An appeal to the Grand Chamber of the Strasbourg-based European Court of Human Rights (ECHR) would take between 18 months and two years.
It added that seeking further assurances from Jordan "will do no more than initiate new domestic proceedings in this country in relation to the convictions based on unfair trials in Jordan of which the Home Office has been on notice for more than a decade".
But Tim Eicke QC, for the Home Secretary, said Qatada "should remain detained".
Failing that, the Home Secretary "seeks the strictest possible conditions", he added.
Qatada was "someone who poses an unusually significant risk to the UK" and "the mere passage of time certainly hasn't rendered it (his continued detention) unlawful", Mr Eicke said.
He added that Mrs May did not accept that Qatada's detention was unlawful, that the length of detention "has to be weighed against the risks" and "he poses a particularly serious risk to the UK".
"The Secretary of State has also taken all steps to diligently try to achieve removal and deportation as soon as possible," Mr Eicke said.
He added that there was "no indication here from the appellant that he has changed his views or his attitude to the UK and the threat he poses to it".
Qatada "should remain detained", he said, but if bailed, the Home Secretary "seeks the strictest possible conditions".
Qatada had also shown a "willingness to ignore the rules", he said, even while behind bars as a category A prisoner.
"The risk he posed in May 2007 and 2008 is the risk he poses today," Mr Eicke said.
He added that the risk Qatada may try to abscond "might well have increased" now he knows British diplomats are seeking assurances from Jordan to overcome the one obstacle which stops him from being deported.
The judge, Mr Justice Mitting, added that in 2008 Qatada "expressed very forcefully his views direct to me" and he "has shown no inclination of any change in attitude".
The bail hearing was ordered after Qatada won an appeal to the human rights court last month.
The judges ruled that sending Qatada back to face terror charges without assurances that evidence gained through torture would not be used against him would deny him his right to a fair trial and be a "flagrant denial of justice".
The ruling was the first time that the Strasbourg-based court has found an extradition would be in violation of Article 6 of the European Convention on Human Rights, the right to a fair trial, which is enshrined in UK law under the Human Rights Act.
The Henry Jackson Society think-tank said the ruling "undermines national security" while former home secretary David Blunkett warned Qatada was "extraordinarily dangerous and we don't want him on our streets".
Qatada, also known as Omar Othman, 51, featured in hate sermons found on videos in the flat of one of the September 11 bombers.
Since 2001, when fears of the domestic terror threat rose in the aftermath of the attacks, he has challenged, and ultimately thwarted, every attempt by the Government to detain and deport him.

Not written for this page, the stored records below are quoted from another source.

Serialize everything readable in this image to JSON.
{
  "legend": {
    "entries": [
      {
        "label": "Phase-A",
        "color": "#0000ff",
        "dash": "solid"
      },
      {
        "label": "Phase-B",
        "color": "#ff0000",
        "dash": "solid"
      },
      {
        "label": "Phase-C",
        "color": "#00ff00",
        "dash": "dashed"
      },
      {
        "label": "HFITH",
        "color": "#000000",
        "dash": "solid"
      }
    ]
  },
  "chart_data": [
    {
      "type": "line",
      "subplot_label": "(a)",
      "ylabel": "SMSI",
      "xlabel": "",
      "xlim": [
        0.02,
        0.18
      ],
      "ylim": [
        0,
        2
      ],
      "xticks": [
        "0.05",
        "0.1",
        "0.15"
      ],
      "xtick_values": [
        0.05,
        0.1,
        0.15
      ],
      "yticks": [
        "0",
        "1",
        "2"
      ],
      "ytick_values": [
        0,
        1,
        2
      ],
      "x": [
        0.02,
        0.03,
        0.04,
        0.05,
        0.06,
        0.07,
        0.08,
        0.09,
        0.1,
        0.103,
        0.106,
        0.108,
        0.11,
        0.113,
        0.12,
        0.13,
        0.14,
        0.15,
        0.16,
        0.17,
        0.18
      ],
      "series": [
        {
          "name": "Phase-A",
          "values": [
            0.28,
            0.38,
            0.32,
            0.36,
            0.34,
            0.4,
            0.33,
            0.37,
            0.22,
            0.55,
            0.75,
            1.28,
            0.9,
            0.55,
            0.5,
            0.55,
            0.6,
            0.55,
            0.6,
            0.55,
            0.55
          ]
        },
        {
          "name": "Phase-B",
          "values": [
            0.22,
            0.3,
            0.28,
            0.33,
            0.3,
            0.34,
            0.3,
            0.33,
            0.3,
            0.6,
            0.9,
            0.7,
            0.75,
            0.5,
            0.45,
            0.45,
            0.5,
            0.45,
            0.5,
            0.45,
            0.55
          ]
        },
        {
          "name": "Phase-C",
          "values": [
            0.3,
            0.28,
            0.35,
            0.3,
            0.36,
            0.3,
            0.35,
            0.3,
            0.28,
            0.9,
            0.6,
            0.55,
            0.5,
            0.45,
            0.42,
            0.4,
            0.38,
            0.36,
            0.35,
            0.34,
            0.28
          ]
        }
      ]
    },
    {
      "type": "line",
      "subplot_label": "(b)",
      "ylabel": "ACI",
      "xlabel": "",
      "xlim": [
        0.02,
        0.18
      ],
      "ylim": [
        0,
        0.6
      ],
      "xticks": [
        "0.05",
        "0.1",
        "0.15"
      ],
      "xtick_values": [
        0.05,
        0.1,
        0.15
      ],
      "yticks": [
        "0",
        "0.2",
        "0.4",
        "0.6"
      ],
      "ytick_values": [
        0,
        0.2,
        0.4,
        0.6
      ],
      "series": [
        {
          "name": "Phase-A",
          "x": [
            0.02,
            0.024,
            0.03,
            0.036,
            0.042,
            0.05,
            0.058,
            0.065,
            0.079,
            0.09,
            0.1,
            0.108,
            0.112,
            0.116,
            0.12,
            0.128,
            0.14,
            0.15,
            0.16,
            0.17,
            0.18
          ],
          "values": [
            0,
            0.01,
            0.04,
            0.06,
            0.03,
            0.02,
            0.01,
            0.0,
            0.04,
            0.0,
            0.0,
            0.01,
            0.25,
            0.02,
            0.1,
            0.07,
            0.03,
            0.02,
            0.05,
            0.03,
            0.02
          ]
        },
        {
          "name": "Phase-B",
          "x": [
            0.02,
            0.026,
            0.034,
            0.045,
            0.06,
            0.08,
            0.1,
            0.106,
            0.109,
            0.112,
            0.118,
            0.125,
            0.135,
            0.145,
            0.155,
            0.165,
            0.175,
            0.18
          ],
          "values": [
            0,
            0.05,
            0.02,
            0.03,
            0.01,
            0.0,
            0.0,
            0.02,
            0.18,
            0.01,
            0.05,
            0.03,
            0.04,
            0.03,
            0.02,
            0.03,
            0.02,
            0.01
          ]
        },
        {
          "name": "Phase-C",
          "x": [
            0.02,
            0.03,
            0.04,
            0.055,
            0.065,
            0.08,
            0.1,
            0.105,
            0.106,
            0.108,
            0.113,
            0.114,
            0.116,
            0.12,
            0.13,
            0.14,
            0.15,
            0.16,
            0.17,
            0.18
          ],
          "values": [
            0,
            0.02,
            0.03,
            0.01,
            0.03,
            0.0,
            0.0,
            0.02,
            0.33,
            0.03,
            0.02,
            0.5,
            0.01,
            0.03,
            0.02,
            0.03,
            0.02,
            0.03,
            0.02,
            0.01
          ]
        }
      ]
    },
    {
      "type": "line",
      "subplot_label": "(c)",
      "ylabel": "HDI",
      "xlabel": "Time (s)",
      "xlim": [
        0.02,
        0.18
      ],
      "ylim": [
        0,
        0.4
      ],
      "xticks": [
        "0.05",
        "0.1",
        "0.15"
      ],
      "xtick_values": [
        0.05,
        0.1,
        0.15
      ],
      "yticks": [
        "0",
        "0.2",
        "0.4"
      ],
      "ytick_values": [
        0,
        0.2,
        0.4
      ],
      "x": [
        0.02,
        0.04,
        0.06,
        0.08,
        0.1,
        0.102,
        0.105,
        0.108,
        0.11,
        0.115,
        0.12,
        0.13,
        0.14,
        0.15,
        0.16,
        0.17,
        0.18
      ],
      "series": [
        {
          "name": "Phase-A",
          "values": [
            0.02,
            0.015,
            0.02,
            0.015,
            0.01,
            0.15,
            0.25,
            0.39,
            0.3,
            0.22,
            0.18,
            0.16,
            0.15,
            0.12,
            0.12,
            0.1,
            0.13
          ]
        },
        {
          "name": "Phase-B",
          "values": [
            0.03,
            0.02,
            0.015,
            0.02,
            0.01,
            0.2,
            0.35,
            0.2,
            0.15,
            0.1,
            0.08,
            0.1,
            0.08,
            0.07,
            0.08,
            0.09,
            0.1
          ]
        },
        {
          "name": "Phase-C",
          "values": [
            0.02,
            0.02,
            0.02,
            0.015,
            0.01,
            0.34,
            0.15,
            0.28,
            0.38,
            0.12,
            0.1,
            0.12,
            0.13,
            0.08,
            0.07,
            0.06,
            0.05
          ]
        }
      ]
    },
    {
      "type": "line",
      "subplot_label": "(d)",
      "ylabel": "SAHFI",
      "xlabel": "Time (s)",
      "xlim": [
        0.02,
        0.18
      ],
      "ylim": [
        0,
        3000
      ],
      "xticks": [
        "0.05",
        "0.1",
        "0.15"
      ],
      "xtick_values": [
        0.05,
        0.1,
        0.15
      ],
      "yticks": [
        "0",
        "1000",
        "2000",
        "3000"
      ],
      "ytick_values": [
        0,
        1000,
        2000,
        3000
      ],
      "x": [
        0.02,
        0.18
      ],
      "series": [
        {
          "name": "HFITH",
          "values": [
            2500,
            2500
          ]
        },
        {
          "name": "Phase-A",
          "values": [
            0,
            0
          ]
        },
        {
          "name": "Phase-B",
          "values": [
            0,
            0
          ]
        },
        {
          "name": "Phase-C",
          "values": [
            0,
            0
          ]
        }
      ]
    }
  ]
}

Law Lords ruled almost three years ago that he could be sent back to Jordan and Lord Phillips, now president of the Supreme Court - the highest court in the land - said torture in another country does not require the UK "to retain in this country, to the detriment of national security, a terrorist suspect".
But the human rights court went against that judgment, agreeing with the earlier 2008 decision of the Court of Appeal which said there were reasonable grounds for believing he would be denied a fair trial in Jordan.